Chief Executive Tim Cook was on stage at Steve Jobs Theater in Cupertino, California, and last week the bets could not be higher. Investors, users and reporters have been waiting for evidence that Apple's transformation into business services is finally on its way.
So, did Apple (teaker: AAPL) succeed? Not exactly. Cook, who recently joined Tim Apple's successor, sounded more like Timid Apple while revealing a vague range of streaming TV shows along with new efforts in news, credit cards and games. Apple's fuss is a problem because the excitement of the new service strategy is what led to 30% rally in its stock after its low in January.
With Wall Street's two-digit decline in iPhone sales this year, Apple has made concerted efforts to highlight the history of its services. In January, the company announced that there are 900 million active iPhone and 1.4 billion active devices. The disclosures were designed to direct investors to Apple's vast, yet untapped monetization capability.
But on Monday Apple unveiled a number of half-steps, additional services that disappointed even Apple's fiery fans. is one of Apple's weaker events in terms of presentation and story, "said ARK Invest analyst James Wong, whose company runs $ 6 billion and owns Apple shares, told me in a telephone interview Tuesday. "None of these services is supercompetent and differentiated from competitors."

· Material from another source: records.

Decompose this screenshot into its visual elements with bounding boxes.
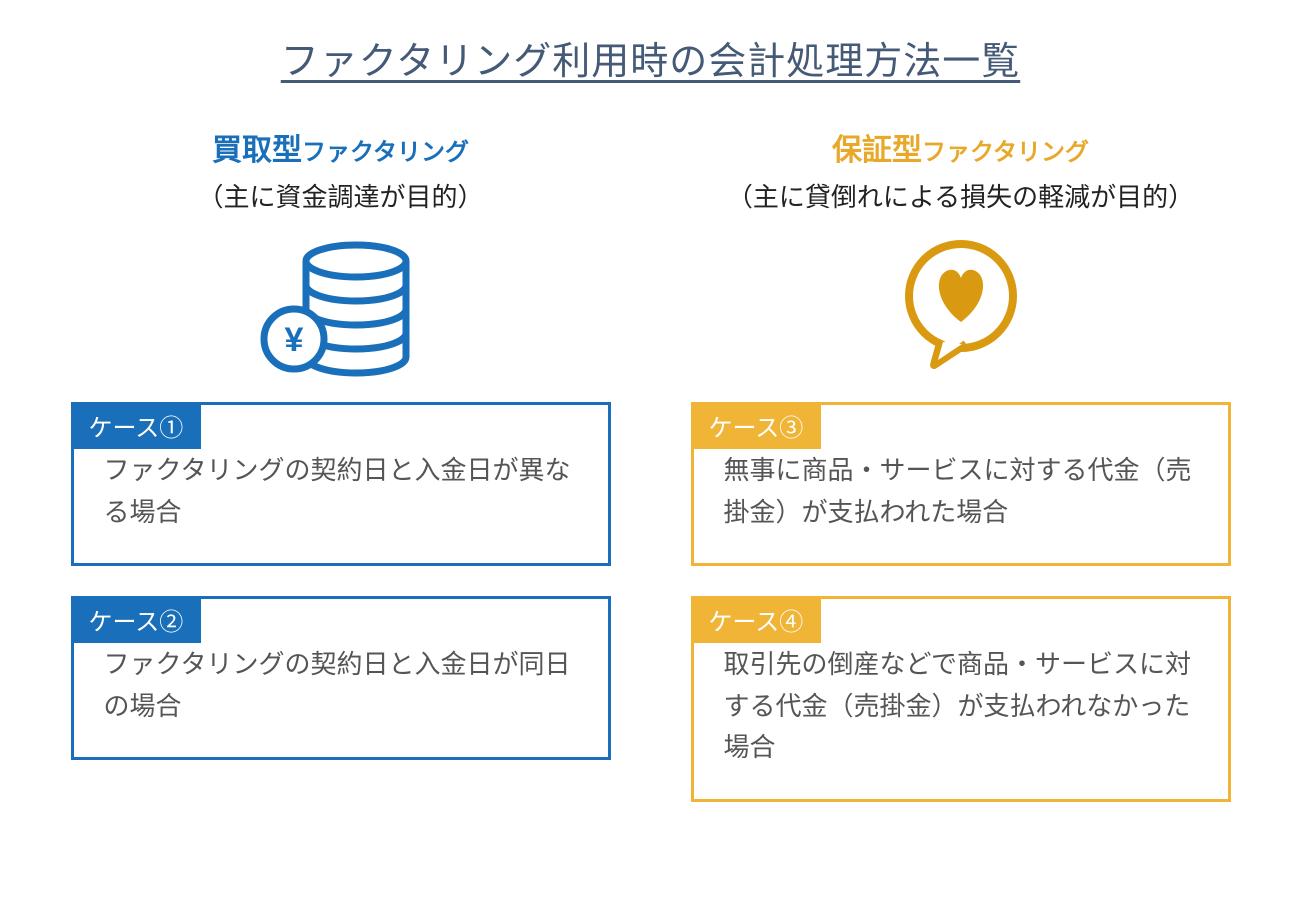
right-heading-sub: ファクタリング (922, 139, 1089, 166)
svg-text:¥: ¥ (284, 321, 303, 359)
case-label-3: ケース③ (691, 402, 822, 449)
right-heading: 保証型ファクタリング (832, 125, 1089, 169)
case-box-3: ケース③ 無事に商品・サービスに対する代金（売掛金）が支払われた場合 (691, 402, 1231, 566)
heart-bubble-icon (886, 232, 1036, 382)
case-label-4: ケース④ (691, 596, 822, 643)
left-column: 買取型ファクタリング （主に資金調達が目的） ¥ (71, 125, 611, 832)
case-box-2: ケース② ファクタリングの契約日と入金日が同日の場合 (71, 596, 611, 760)
yen-coins-icon: ¥ (256, 232, 426, 382)
case-body-4: 取引先の倒産などで商品・サービスに対する代金（売掛金）が支払われなかった場合 (724, 644, 1198, 769)
case-label-2: ケース② (71, 596, 202, 643)
right-column: 保証型ファクタリング （主に貸倒れによる損失の軽減が目的） ケース③ 無事に商品… (691, 125, 1231, 832)
case-box-4: ケース④ 取引先の倒産などで商品・サービスに対する代金（売掛金）が支払われなかっ… (691, 596, 1231, 802)
page-title: ファクタリング利用時の会計処理方法一覧 (60, 30, 1241, 85)
columns-container: 買取型ファクタリング （主に資金調達が目的） ¥ (60, 125, 1241, 832)
left-heading-sub: ファクタリング (302, 139, 469, 166)
case-box-1: ケース① ファクタリングの契約日と入金日が異なる場合 (71, 402, 611, 566)
right-subtitle: （主に貸倒れによる損失の軽減が目的） (727, 177, 1194, 214)
left-subtitle: （主に資金調達が目的） (197, 177, 483, 214)
left-heading: 買取型ファクタリング (212, 125, 469, 169)
case-label-1: ケース① (71, 402, 202, 449)
case-body-1: ファクタリングの契約日と入金日が異なる場合 (104, 450, 578, 533)
left-heading-main: 買取型 (212, 134, 302, 167)
right-heading-main: 保証型 (832, 134, 922, 167)
case-body-3: 無事に商品・サービスに対する代金（売掛金）が支払われた場合 (724, 450, 1198, 533)
case-body-2: ファクタリングの契約日と入金日が同日の場合 (104, 644, 578, 727)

Maybe the biggest disappointment was the small and vague details of Apple TV + video offering. Apple met the celebrity parade on the stage, but there was little up-to-date content to show, and there was no cost to the service.
Goldman Sachs analyst Rod Hall looked confused by the lack of progress and the overall time of the event.

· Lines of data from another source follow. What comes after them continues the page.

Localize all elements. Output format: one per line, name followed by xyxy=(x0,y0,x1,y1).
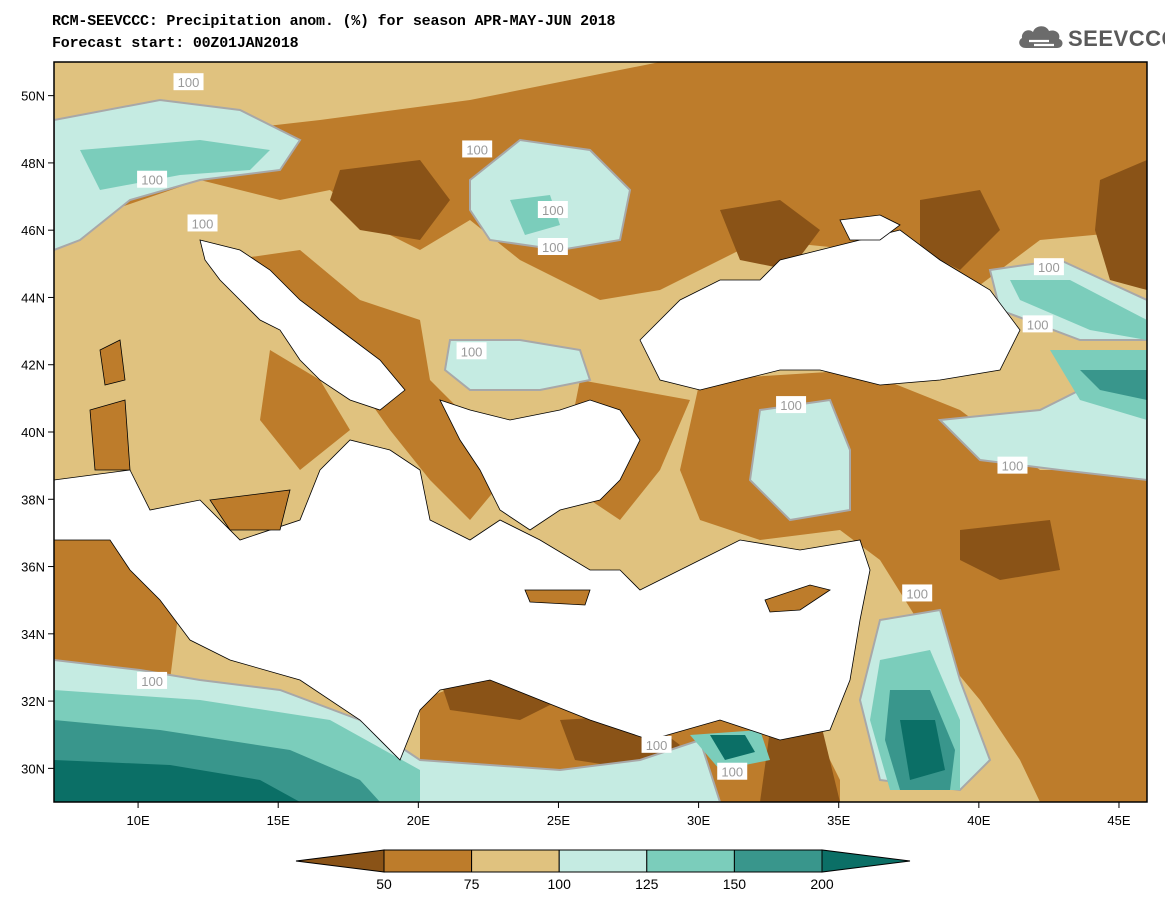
lon-tick-label: 45E xyxy=(1107,813,1130,828)
contour-label: 100 xyxy=(141,674,163,689)
aegean-sea xyxy=(439,399,641,531)
contour-label: 100 xyxy=(542,240,564,255)
contour-label-bg xyxy=(997,456,1028,474)
contour-label: 100 xyxy=(721,765,743,780)
adriatic-sea xyxy=(199,239,406,411)
colorbar-segment xyxy=(821,849,911,873)
contour-label: 100 xyxy=(906,586,928,601)
very-dry-syria xyxy=(960,520,1060,580)
map-field: 100 100 100 100 100 100 100 100 100 100 100 100 100 1… xyxy=(54,62,1147,802)
colorbar-segment xyxy=(733,849,823,873)
contour-label: 100 xyxy=(646,738,668,753)
wet-zone-anatolia xyxy=(748,398,851,522)
contour-labels: 100 100 100 100 100 100 100 100 100 100 100 100 100 1… xyxy=(137,73,1064,780)
very-dry-sinai xyxy=(760,720,840,802)
lat-tick-label: 32N xyxy=(21,694,45,709)
lat-tick-label: 38N xyxy=(21,492,45,507)
lat-tick-label: 30N xyxy=(21,761,45,776)
colorbar-label: 50 xyxy=(376,876,392,892)
contour-label: 100 xyxy=(1002,459,1024,474)
corsica xyxy=(99,339,126,386)
lat-tick-label: 44N xyxy=(21,290,45,305)
very-dry-caucasus-north xyxy=(920,190,1000,270)
contour-label: 100 xyxy=(466,142,488,157)
contour-label-bg xyxy=(456,342,487,360)
black-sea xyxy=(639,229,1021,391)
contour-label: 100 xyxy=(1027,317,1049,332)
very-dry-pannonia xyxy=(330,160,450,240)
lon-tick-label: 30E xyxy=(687,813,710,828)
colorbar-segment xyxy=(646,849,735,873)
contour-label-bg xyxy=(776,396,807,414)
sea-of-azov xyxy=(839,214,901,241)
colorbar-label: 100 xyxy=(548,876,572,892)
very-dry-crimea xyxy=(720,200,820,270)
extreme-wet-delta xyxy=(710,735,755,760)
logo-text: SEEVCCC xyxy=(1068,26,1165,51)
forecast-start-label: Forecast start: 00Z01JAN2018 xyxy=(52,35,299,52)
lat-tick-label: 34N xyxy=(21,627,45,642)
contour-label-bg xyxy=(173,73,204,91)
dry-zone-italy xyxy=(260,350,350,470)
wetter-alps xyxy=(80,140,270,190)
contour-label: 100 xyxy=(461,344,483,359)
longitude-axis: 10E 15E 20E 25E 30E 35E 40E 45E xyxy=(127,802,1131,828)
lon-tick-label: 40E xyxy=(967,813,990,828)
lon-tick-label: 10E xyxy=(127,813,150,828)
very-wet-east xyxy=(1080,370,1147,400)
lat-tick-label: 50N xyxy=(21,89,45,104)
contour-label-bg xyxy=(462,140,493,158)
contour-label-bg xyxy=(137,170,168,188)
colorbar-segment xyxy=(295,849,385,873)
contour-label-bg xyxy=(902,584,933,602)
contour-label-bg xyxy=(1033,258,1064,276)
crete xyxy=(524,589,591,606)
colorbar-label: 200 xyxy=(810,876,834,892)
colorbar-segment xyxy=(558,849,648,873)
mediterranean-sea xyxy=(54,439,871,761)
contour-label: 100 xyxy=(542,203,564,218)
contour-label-bg xyxy=(1022,315,1053,333)
contour-label-bg xyxy=(717,762,748,780)
lat-tick-label: 36N xyxy=(21,560,45,575)
lat-tick-label: 46N xyxy=(21,223,45,238)
contour-label-bg xyxy=(137,671,168,689)
contour-label-bg xyxy=(187,214,218,232)
wetter-caucasus xyxy=(1010,280,1147,340)
sicily xyxy=(209,489,291,531)
very-dry-east xyxy=(1095,160,1147,290)
colorbar-label: 75 xyxy=(464,876,480,892)
cyprus xyxy=(764,584,831,613)
lon-tick-label: 25E xyxy=(547,813,570,828)
colorbar-label: 125 xyxy=(635,876,659,892)
contour-label-bg xyxy=(537,201,568,218)
extreme-wet-north-africa xyxy=(54,760,300,802)
contour-label-bg xyxy=(641,735,672,753)
contour-label: 100 xyxy=(780,398,802,413)
contour-label: 100 xyxy=(192,216,214,231)
chart-title: RCM-SEEVCCC: Precipitation anom. (%) for… xyxy=(52,13,616,30)
contour-label: 100 xyxy=(141,173,163,188)
colorbar-segment xyxy=(471,849,560,873)
colorbar-segment xyxy=(383,849,473,873)
contour-label: 100 xyxy=(178,75,200,90)
lat-tick-label: 48N xyxy=(21,156,45,171)
cloud-icon xyxy=(1019,26,1063,48)
lon-tick-label: 15E xyxy=(267,813,290,828)
lat-tick-label: 40N xyxy=(21,425,45,440)
latitude-axis: 50N 48N 46N 44N 42N 40N 38N 36N 34N 32N 30N xyxy=(21,89,54,776)
colorbar-label: 150 xyxy=(723,876,747,892)
contour-label: 100 xyxy=(1038,260,1060,275)
colorbar: 50 75 100 125 150 200 xyxy=(295,849,911,892)
lon-tick-label: 20E xyxy=(407,813,430,828)
sardinia xyxy=(89,399,131,471)
contour-label-bg xyxy=(537,238,568,255)
lat-tick-label: 42N xyxy=(21,358,45,373)
extreme-wet-jordan xyxy=(900,720,945,780)
lon-tick-label: 35E xyxy=(827,813,850,828)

"Apple's services are significantly different than expected," he wrote in a note Monday. "We were surprised that Apple announced the launch of a video service this fall, not earlier, with no event price information."
Apple has already spent more than $ 1 billion, the New York Times reported, and there are probably about ten shows ready to be released by the end of the year. With other estimates of only up to $ 2 billion in total content costs, Apple just is not in the same universe as the market leader
(NFLX). America's Merrill Lynch estimates that Netflix's total Netflix account could reach $ 15 billion this year, while Netflix's website lists more than 900 original shows.
This is what challenges – what's Apple afraid of? Slowly and cautiously, he will not move the company needle with a market capitalization of 900 billion dollars. With $ 130 billion in net cash (cash-less debt) on the balance sheet and an annual profit of $ 50 billion, Apple has huge financial resources to compete.
Apple did not respond to a request for comment on its content costs or questions about the size of its investments.
Apple's indecision was also revealed with its new gaming initiative, Apple Arcade. The subscription service will offer access to about 100 games, which are mostly smaller, budget, independent, and independent. The basic idea is that the platform will offer games that you can eat, unlike the now popular in-game transaction model. "Apple Arcade will most likely be a niche," said game analyst Serkan Toto of Kantan Games. "On smart devices, free to play and will remain a king." Apple Arcade, he says, "is mostly just a new look at courier and pricing."
Maybe the switch to software and services is doomed from the beginning based on core competencies.
"Apple is basically an experienced company that comes from hardware, operating systems and enabling ecosystems, not services," said Patrick Moorehead, chief analyst at Moor Insights & Strategy. a week thereafter
(GOOGL) Google's device has grown and has unveiled an ambitious cloud-driven gaming service.
Apple works in the back of banking and television. It emits branded credit cards, something that most consumer-oriented companies already have, and Apple TV channels that allow users to subscribe to third-party streaming services like HBO in their app.
The most important thing is that Apple's recently announced services will not add significantly to its profits, says Holman Hall. "Although all of these services are interesting from a platform perspective, nobody seems likely in our calculations to have a significant impact on earnings per share in the short term," he writes. "On the one hand, I see that they are really trying to please Wall Street and demonstrate the financial model, and on the other, I'm pretty concerned that they lose their core DNA, which is to create great products that do not exist. "To create markets instead of competing in the markets," he says. The special event turned out to be more disappointing than expected. Apple shares ended last week with 1%, although the S & P 500 rose by more than 1%. The risk now – as investors are turning their focus on Apple's falling iPhone business – is that all profits in 2019 may disappear.